*

Santé connectée : « MEDICLIC met fin à l’angoisse « des diagnostics sur Internet

Publié le 9 mars 2026
Santé connectée : "MEDICLIC met fin à l'angoisse" des diagnostics sur Internet

Qui n'a jamais tapé ses symptômes sur un moteur de recherche pour finir persuadé du pire ? Pour mettre fin à cette anxiété, Amine Taoudi Benchekroun a fondé MEDICLIC. Conçue comme un véritable assistant, cette intelligence artificielle 100 % marocaine révolutionne notre parcours de soins. Rencontre.

Qu’est-ce qui vous a poussé à créer MEDICLIC ? Quel a été le déclic ?

Amine Taoudi Benchekroun : Le constat est simple : la période entre l’apparition d’un symptôme et la consultation est ultra-anxiogène. Sur Internet, on trouve tout, et surtout le pire ! Pour y remédier, nous avons conçu une IA médicale de pointe. Elle dialogue avec le patient, explique ses symptômes, puis pose des questions ciblées basées sur des protocoles validés scientifiquement. À la fin, elle suggère des hypothèses diagnostiques claires. Le patient arrive chez son médecin beaucoup plus serein, avec une consultation déjà préparée.

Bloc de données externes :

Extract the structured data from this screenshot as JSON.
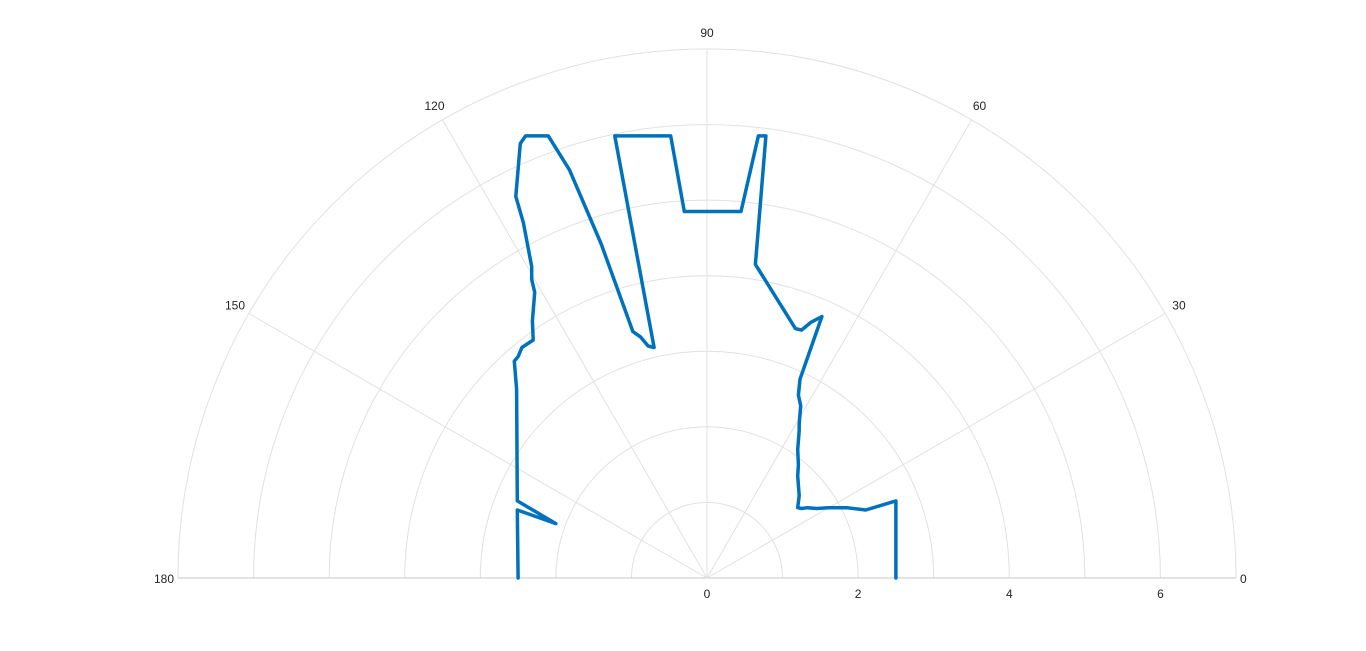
{
  "chart_data": {
    "type": "line",
    "coordinate_system": "polar",
    "theta_range_deg": [
      0,
      180
    ],
    "r_range": [
      0,
      7
    ],
    "grid": true,
    "theta_ticks": [
      "0",
      "30",
      "60",
      "90",
      "120",
      "150",
      "180"
    ],
    "r_ticks": [
      "0",
      "2",
      "4",
      "6"
    ],
    "series": [
      {
        "color": "#0072BD",
        "points": [
          [
            -2.5,
            0.0
          ],
          [
            -2.51,
            0.9
          ],
          [
            -2.0,
            0.72
          ],
          [
            -2.51,
            1.02
          ],
          [
            -2.52,
            2.5
          ],
          [
            -2.55,
            2.87
          ],
          [
            -2.5,
            2.93
          ],
          [
            -2.45,
            3.05
          ],
          [
            -2.3,
            3.15
          ],
          [
            -2.31,
            3.4
          ],
          [
            -2.28,
            3.78
          ],
          [
            -2.32,
            3.95
          ],
          [
            -2.32,
            4.12
          ],
          [
            -2.43,
            4.7
          ],
          [
            -2.53,
            5.05
          ],
          [
            -2.47,
            5.75
          ],
          [
            -2.4,
            5.85
          ],
          [
            -2.1,
            5.85
          ],
          [
            -1.82,
            5.4
          ],
          [
            -1.4,
            4.42
          ],
          [
            -0.98,
            3.26
          ],
          [
            -0.88,
            3.19
          ],
          [
            -0.78,
            3.07
          ],
          [
            -0.7,
            3.05
          ],
          [
            -1.22,
            5.85
          ],
          [
            -0.48,
            5.85
          ],
          [
            -0.3,
            4.85
          ],
          [
            0.45,
            4.85
          ],
          [
            0.68,
            5.85
          ],
          [
            0.78,
            5.85
          ],
          [
            0.64,
            4.15
          ],
          [
            1.17,
            3.3
          ],
          [
            1.25,
            3.28
          ],
          [
            1.37,
            3.38
          ],
          [
            1.52,
            3.46
          ],
          [
            1.23,
            2.63
          ],
          [
            1.21,
            2.42
          ],
          [
            1.24,
            2.28
          ],
          [
            1.22,
            2.04
          ],
          [
            1.22,
            1.95
          ],
          [
            1.2,
            1.7
          ],
          [
            1.21,
            1.5
          ],
          [
            1.2,
            1.35
          ],
          [
            1.22,
            1.09
          ],
          [
            1.2,
            0.93
          ],
          [
            1.25,
            0.92
          ],
          [
            1.33,
            0.93
          ],
          [
            1.45,
            0.92
          ],
          [
            1.6,
            0.93
          ],
          [
            1.85,
            0.93
          ],
          [
            2.1,
            0.9
          ],
          [
            2.5,
            1.02
          ],
          [
            2.5,
            0.0
          ]
        ]
      }
    ]
  }
}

Concrètement, comment votre application nous simplifie-t-elle la vie et celle des médecins ?

C’est un véritable gain de temps. D’abord, le patient obtient une évaluation immédiate de la gravité de ses symptômes pour être orienté vers le bon spécialiste. Ensuite, l’application génère un rapport structuré, téléchargeable et partageable avec le médecin. Elle analyse également les ordonnances pour prévenir les interactions médicamenteuses et vulgarise les résultats d’analyses de laboratoire. Le patient devient acteur de sa santé, mieux informé et rassuré.

Beaucoup utilisent déjà ChatGPT pour s’informer. En quoi MEDICLIC est-elle différente ?

C’est la différence fondamentale entre un couteau suisse et un scalpel chirurgical ! ChatGPT s’appuie sur le web : le meilleur, mais aussi le pire (blogs anxiogènes, informations obsolètes). À l’inverse, MEDICLIC se base exclusivement sur des bases de données médicales rigoureuses et validées. De plus, notre IA prend en compte le contexte local (épidémies, maladies régionales) et vous guide grâce à un questionnaire intuitif. Avec ChatGPT, la qualité de la réponse dépend de votre question, au risque d’oublier des informations vitales. MEDICLIC est une interface experte qui vous pose les bonnes questions. Demander un diagnostic à une IA généraliste, c’est comme interroger un passant cultivé dans la rue. MEDICLIC, c’est l’infirmière de triage aux urgences : fiable, précise et sécurisée.

Justement, les données de santé sont très intimes. Comment garantissez-vous leur sécurité ?

C’est notre priorité absolue. Nous avons travaillé en étroite collaboration avec la CNDP pour respecter strictement la loi marocaine (09-08) sur les données sensibles. Toutes les informations sont chiffrées et anonymisées. Surtout, pour garantir notre souveraineté numérique, toutes nos données sont hébergées au Maroc, sur le cloud souverain d’INWI, conformément à la loi sur la cybersécurité. Nous sommes une entreprise MedTech, nous opérons dans un cadre légal strict.

L’intelligence artificielle va-t-elle finir par remplacer nos médecins ?

Jamais ! L’IA automatise des tâches et aide au diagnostic, mais elle ne remplacera ni le raisonnement clinique face à des situations complexes, ni l’empathie, le réconfort et le contact humain. L’avenir réside dans la collaboration : l’IA est un formidable outil d’aide à la décision, mais le soignant reste irremplaçable.

Comment imaginez-vous la santé connectée dans 10 ans ?

Elle sera le cœur du système. Nous irons vers une médecine prédictive ultra-personnalisée, où l’IA nous alertera avant même qu’une maladie ne s’aggrave grâce aux montres et capteurs connectés. Le dossier médical sera intelligent et synthétisé instantanément, et la télésanté sera augmentée par des mini-laboratoires à domicile, rendant la consultation à distance presque aussi complète qu’en cabinet.